Gagner plus en travaillant moins

« Le PS appelle notamment à réduire le temps de travail, pour une semaine de 35 heures, une mesure qui doit améliorer l’efficacité de l’économie ». Ce communiqué laisse rêveur. La logique qui relie ces deux propositions est étrange pour un esprit non averti. Le sens commun indique qu’en passant de 42 à 35 heures, on réduit la durée de 20% et que logiquement la production diminuera d’autant. Par ailleurs les frais fixes comme le loyer des locaux, l’investissement en équipement ne diminue pas. Toute autres choses égales, une entreprise perdra donc plus que 20% de son profit. Dès lors certaines entreprises marginales cesseront d’être rentables, fermeront leurs portes et supprimeront des emplois. Dans la situation actuelle beaucoup de commerces ferment déjà au centre des villes. Les charges sont trop lourdes et les salaires trop élevés.

 

Avec une durée hebdomadaire de 35 heures de travail, la France a un taux de chômage, qui est plus du double de celui de la Suisse. Tous les matins 300 000 frontaliers franchissent la frontière dans un seul sens. En Suisse, le PIB par habitant est de 81 276 $ et le salaire mensuel moyen de 7 765 $, le plus élevé du monde. En France respectivement de 44 099$ et de 3 976 $. Si les Suisses travaillaient aussi peu que les Français, cet écart se réduirait. Et les Suisses gagnant moins et produisant moins, consommeraient moins et pollueraient moins.

 

Dès lors la question sous-jacente est peut-être celle-ci : la gauche suisse est parfaitement consciente que pour enrayer le réchauffement climatique, il faut amorcer la décroissance. Elle serait alors parfaitement cohérente avec cet objectif, elle l’adopterait, mais elle devrait honnêtement l’annoncer aux électeurs. Or beaucoup de ceux-ci ont déjà de la peine à joindre les deux bouts avec le revenu de 42 heures de travail. Comment réduiraient-ils leur consommation de 20% au moins ?

 

Il faut appartenir à une classe privilégiée pour échapper à cette question angoissante et ne pas réaliser à quel point elle est poignante pour d’autres. Certes il y a moyen de manger plus simple, de moins se chauffer, de vivre dans un appartement plus étroit, de se passer de TV, de ne plus prendre de vacances. Mais il n’est pas toujours possible de se passer de la voiture qui est d’abord le moyen de locomotion pour se rendre au travail, qui est finalement un outil de travail. On le voit bien maintenant avec la révolte de gilets jaunes en France. Pour diminuer la pollution par les produits pétroliers, il ne suffit pas d’augmenter les taxes qui les frappent. Cela met des gens dans l’impossibilité de survivre économiquement.

 

Il y a donc une autre explication à cette proposition du PS. L’objectif n’est pas du tout qu’elle soit adoptée. Car si elle l’était, l’appauvrissement des électeurs les détournerait du parti coupable. En revanche si la durée du travail reste ce qu’elle est, mais que, dans l’imaginaire populaire, il serait possible de la réduire sans inconvénient et que seul le PS a la lucidité et le courage de le proclamer à haute voix, alors le bénéfice électoral sera tangible. Faut-il chercher plus loin ? Il est toujours utile d’agiter le peuple avant de s’en servir et de se servir soi-même.

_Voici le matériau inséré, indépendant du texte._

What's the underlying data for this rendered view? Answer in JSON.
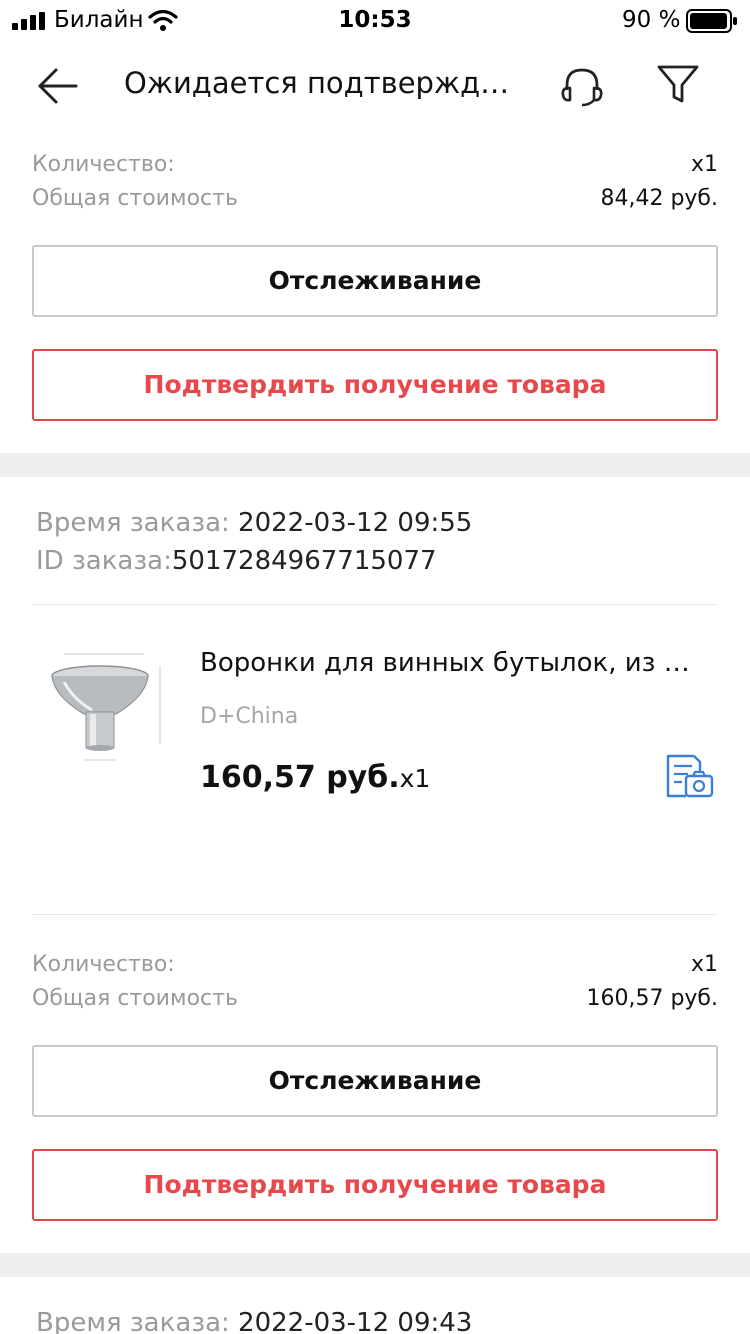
{
  "status_bar": {
    "carrier": "Билайн",
    "time": "10:53",
    "battery": "90 %"
  },
  "header": {
    "title": "Ожидается подтвержде...",
    "icons": [
      "arrow-left-icon",
      "headset-icon",
      "funnel-icon"
    ]
  },
  "order_prev": {
    "quantity_label": "Количество:",
    "quantity_value": "x1",
    "total_label": "Общая стоимость",
    "total_value": "84,42 руб.",
    "track_button": "Отслеживание",
    "confirm_button": "Подтвердить получение товара"
  },
  "order_main": {
    "time_label": "Время заказа:",
    "time_value": " 2022-03-12 09:55",
    "id_label": "ID заказа:",
    "id_value": "5017284967715077",
    "product": {
      "name": "Воронки для винных бутылок, из н...",
      "store": "D+China",
      "price": "160,57 руб.",
      "qty": "x1"
    },
    "quantity_label": "Количество:",
    "quantity_value": "x1",
    "total_label": "Общая стоимость",
    "total_value": "160,57 руб.",
    "track_button": "Отслеживание",
    "confirm_button": "Подтвердить получение товара"
  },
  "order_next": {
    "time_label": "Время заказа:",
    "time_value": " 2022-03-12 09:43"
  },
  "colors": {
    "accent_red": "#e8484c",
    "review_icon_blue": "#3a7fd5",
    "separator": "#efefef"
  }
}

La méthode PS est donc symétrique de celle de l’UDC. Pour prospérer à une extrémité de l’espace politique, il faut recruter sans discernement par des propositions dites populistes, de fait démagogiques.

Jacques Neirynck

Jacques Neirynck est ingénieur, ancien conseiller national PDC et député au Grand Conseil vaudois, professeur honoraire de l'École polytechnique fédérale de Lausanne (EPFL), d'origine belge, de nationalité française et naturalisé suisse. Il exerce la profession d'écrivain.

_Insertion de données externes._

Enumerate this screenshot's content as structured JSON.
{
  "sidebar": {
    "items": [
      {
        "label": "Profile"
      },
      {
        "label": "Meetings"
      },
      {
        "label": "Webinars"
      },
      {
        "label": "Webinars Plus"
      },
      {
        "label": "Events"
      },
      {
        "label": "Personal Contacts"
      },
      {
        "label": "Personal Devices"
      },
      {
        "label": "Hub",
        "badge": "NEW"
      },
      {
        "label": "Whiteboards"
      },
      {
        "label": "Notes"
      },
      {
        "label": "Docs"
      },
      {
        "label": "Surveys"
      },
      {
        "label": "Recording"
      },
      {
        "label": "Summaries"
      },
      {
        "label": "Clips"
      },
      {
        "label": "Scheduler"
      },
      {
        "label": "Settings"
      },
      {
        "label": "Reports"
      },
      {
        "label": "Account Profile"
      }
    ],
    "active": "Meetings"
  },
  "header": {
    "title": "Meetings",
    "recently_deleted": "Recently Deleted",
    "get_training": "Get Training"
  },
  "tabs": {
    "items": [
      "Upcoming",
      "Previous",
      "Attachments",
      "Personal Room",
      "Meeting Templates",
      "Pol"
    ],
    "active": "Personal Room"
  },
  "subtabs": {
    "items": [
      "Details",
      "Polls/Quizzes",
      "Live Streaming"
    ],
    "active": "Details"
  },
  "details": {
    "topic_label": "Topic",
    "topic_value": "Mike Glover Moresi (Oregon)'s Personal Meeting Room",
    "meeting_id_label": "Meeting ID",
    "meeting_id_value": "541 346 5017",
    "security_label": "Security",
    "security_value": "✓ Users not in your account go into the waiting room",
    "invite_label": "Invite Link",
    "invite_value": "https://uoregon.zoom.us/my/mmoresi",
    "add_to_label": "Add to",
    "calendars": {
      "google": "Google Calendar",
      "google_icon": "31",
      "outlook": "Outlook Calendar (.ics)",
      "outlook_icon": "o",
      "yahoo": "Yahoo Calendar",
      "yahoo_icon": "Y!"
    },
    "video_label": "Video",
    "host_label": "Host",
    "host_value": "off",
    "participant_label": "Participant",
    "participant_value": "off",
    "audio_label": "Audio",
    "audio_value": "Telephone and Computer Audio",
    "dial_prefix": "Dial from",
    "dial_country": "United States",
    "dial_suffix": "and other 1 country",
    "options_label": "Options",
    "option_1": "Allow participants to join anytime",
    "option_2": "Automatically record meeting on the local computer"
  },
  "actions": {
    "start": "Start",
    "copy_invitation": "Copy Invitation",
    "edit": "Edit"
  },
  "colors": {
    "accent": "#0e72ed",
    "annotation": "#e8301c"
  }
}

4 réponses à “Gagner plus en travaillant moins

  1. Mon commentaire pourra paraître dérisoire en rapport du sujet que vous développez, mais je songe à la personne qui aura son frigo moins rempli, son radiateur moins chaud, un appartement plus petit, ira se promener au parc public plutôt que de partir en vacances, et devra restreindre ses chances dans le marché de l’emploi faute de pouvoir assurer les frais d’une voiture, ou jongler si possible entre les bus et le train plus de trois heures par jour… Eh bien en arrivant chez elle le soir, cette personne pourra quand même se consoler en allumant la TV qui n’aura pas disparu du salon : Ce sera un « luxe » obligatoire pour tous dès 2019 ! Mais l’argument principal qui a vaincu pour la mise en oeuvre de cette taxe va en sens contraire : La TV est un service qui profite indirectement à tous les citoyens… Ah ! Je serais presque d’accord, mais j’aurais de la peine à évaluer dans quelle proportion celui qui ne veut pas de TV à la maison consomme malgré tout, et je doute qu’il en ait pour son compte après avoir payé ses taxes incompressibles à la fin de l’année. En revanche il m’apparaît clairement que la voiture dans tous ses usages professionnels ou liés assure les besoins de la vie à tous, de manière bien plus directe et importante que la TV ! Je ne me fais cependant aucune illusion d’une taxe obligatoire de solidarité pour le consommateur indirect. Je pense au minimum que chacun pourrait porter un gilet jaune même s’il ne va pas à la pompe à essence, en comprenant que le prix à payer pour respirer le bon air peut en étrangler d’autres.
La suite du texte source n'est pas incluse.